Diversos, Notícias, Tribuna Livre | 12 de março de 2018

A Associação Nacional dos Participantes de Fundos de Pensão (Anapar) realiza na próxima quinta-feira (15) assembleias para deliberar sobre a abertura de uma ação coletiva tributária para pedir isenção do imposto de renda das contribuições extraordinárias referentes ao equacionamento de déficit dos planos de previdência complementar.

O processo deve requerer ainda o ressarcimento das quantias que já foram pagas a título de Imposto de Renda, uma vez que estas se configuram tributação em duplicidade.

Isso porque, além de já estarem sofrendo com o pagamento das contribuições extraordinárias para cobertura dos déficits, os participantes de planos de previdência em equacionamento ainda estão pagando imposto sobre um valor retido diretamente na fonte.

Esse é o caso dos beneficiários da Funcef, do Postalis e do PP-1. Por isso, o Sindipetro/MG recomenda a associação à Anapar, que é parceira do Sindicato e da FUP, até o dia 15 de março e a participação na assembleia da entidade, que acontecerá nesse mesmo dia, às 17 horas, na sede do Sindágua MG (Rua Congonhas, 518, bairro Santo Antônio – Belo Horizonte).

O Sindipetro/MG entende que, por ser uma instituição que reúne associados a entidades de previdência complementar de todo o País, a ação da Anapar terá grande força junto à Justiça e pode também ser mais um instrumento de luta contra o desconto abusivo aprovado pela Petros.

A filiação à Anapar pode ser feita pela internet (http://cadastro.anapar.com.br/) e a taxa anual cobrada dos associados é de R$ 50,00. Todos os associados estarão contemplados pela ação.

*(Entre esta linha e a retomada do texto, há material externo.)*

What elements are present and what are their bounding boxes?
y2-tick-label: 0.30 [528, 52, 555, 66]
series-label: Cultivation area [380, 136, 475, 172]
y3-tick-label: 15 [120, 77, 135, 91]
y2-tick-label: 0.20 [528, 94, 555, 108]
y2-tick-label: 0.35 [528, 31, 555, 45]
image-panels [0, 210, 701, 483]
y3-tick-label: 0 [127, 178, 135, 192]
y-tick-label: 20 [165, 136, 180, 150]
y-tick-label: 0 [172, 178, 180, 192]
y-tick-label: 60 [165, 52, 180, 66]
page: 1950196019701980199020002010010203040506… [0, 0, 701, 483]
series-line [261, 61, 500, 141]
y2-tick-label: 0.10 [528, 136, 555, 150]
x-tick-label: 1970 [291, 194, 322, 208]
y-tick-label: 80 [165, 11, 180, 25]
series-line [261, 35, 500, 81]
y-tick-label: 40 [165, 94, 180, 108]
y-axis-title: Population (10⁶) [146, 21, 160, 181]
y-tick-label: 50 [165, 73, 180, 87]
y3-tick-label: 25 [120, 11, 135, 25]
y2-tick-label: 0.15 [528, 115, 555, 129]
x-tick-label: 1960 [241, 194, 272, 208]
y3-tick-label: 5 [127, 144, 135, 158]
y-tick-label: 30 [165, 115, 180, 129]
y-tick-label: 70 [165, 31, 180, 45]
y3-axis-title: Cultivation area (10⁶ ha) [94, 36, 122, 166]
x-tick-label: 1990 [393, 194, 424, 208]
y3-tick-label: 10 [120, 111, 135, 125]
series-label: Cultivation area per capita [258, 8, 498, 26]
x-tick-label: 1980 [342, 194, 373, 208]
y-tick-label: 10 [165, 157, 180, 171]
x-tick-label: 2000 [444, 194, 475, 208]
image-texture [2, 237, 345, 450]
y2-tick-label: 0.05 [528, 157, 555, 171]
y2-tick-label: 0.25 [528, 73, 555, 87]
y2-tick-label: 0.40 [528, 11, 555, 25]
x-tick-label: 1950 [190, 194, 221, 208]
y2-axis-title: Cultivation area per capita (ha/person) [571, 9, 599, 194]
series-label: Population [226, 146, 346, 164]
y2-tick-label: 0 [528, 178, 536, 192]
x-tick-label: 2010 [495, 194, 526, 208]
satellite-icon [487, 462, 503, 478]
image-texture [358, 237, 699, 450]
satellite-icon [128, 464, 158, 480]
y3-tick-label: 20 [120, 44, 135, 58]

Outras ações na pauta das assembleias

Nas assembleias, os associados também irão debater sobre a autorização para o ingresso de ações contra duas resoluções do Conselho Nacional de Previdência Complementar (CNPC). A primeira trata da transferência de gerenciamento de planos de benefícios entre entidades fechadas de Previdência Complementar, inclusive para instituições financeiras. A outra resolução cria comitês de auditoria nas Entidades Sistemicamente Importantes (ESI), esvaziando as atribuições dos conselhos fiscais dessas entidades.